The only thing that I can think of (and again, I cannot emphasize enough that this these are the thoughts of an un-trained layman – anybody with other insights to the question and ,ore experience than I have are more than welcome to share their thoughts), is that the person is going out with a message to the world.

Rather than the message of the failed attempts of "help me!" this message is more along the lines that "Not only do I have nothing to live for, but in my life I saw myself as a nobody – because I went un-noticed by the world. Maybe I won't be missed after I'm gone, but at least for this one brief hour or two, I will be noticed. I will have an effect on other people's lives".

Not only am I not a trained psychologist with no "real" experience upon which to base this assumption, but I also do not pretend to be a mind reader, and I don't really presume to understand what goes inside somebody else's head. The best I can do is to try to imagine myself in that situation and to guess what would drive me to such an act.

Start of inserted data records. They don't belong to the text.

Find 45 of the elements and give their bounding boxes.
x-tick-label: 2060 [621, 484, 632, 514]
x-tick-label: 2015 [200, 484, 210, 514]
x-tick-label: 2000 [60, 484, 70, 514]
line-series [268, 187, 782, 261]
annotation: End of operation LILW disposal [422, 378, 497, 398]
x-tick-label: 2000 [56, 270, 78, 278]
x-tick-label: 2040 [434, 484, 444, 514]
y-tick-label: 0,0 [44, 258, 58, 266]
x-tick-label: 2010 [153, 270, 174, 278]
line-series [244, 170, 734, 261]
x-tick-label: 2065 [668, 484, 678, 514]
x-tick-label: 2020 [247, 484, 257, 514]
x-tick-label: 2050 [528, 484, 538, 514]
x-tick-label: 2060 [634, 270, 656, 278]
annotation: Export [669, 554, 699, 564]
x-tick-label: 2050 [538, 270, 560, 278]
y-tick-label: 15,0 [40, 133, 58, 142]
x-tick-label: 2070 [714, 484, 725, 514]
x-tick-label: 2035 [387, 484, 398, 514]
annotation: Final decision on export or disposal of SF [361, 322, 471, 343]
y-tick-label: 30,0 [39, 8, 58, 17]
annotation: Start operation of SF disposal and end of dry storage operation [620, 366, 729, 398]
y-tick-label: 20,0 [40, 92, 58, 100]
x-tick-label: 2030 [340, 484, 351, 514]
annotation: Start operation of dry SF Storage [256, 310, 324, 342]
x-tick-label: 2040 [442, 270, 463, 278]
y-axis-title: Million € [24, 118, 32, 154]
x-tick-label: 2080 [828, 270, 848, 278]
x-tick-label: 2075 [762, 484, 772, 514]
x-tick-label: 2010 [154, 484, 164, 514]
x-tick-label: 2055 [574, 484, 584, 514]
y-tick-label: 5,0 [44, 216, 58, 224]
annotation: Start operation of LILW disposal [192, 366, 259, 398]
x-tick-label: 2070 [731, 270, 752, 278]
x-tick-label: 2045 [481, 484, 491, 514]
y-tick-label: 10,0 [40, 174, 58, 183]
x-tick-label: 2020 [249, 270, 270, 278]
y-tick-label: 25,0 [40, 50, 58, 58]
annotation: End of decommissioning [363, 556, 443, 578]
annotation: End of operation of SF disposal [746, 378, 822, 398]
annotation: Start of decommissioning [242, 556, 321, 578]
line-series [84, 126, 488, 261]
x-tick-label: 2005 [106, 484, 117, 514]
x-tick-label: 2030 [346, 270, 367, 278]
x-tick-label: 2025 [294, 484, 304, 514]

Unfortunately, since the person who did it last week is now dead, there is no way that we can ever truly know what he was thinking, why he chose to end his life or why he chose to do so in the way that he did.

All we can do is to try to be more sensitive to those around us and more aware of their calls for help – whether they call be more obvious or more oblique and implicative.

We can ensure that those in our lives always do mean something to us – always can affect us – hopefully for better rather than worse. In doing so, we can not only help prevent people feeling the need to be noticed at all costs, but we can also make it so that the same people haven't given up on life to begin with, or on their role within that life.

Rather than getting home that day at 2:00 in the afternoon, I got home around 3:15. It really was a pain in the ass, but in the big picture it was nothing compared to a person who felt that his life was so irrelevant, or helpless or anonymous that suicide was his only way out.

I'm happy to give up an hour and a half of my time any day of the week to be reminded how much I love living and that I actually do matter to some people. I wouldn't trade that for anything.

1 comment:

  1. Beautiful. We all need to be reminded of that from time to time. It is truly saddening that it takes such a drastic event for many of us to slow down and appreciate what we have.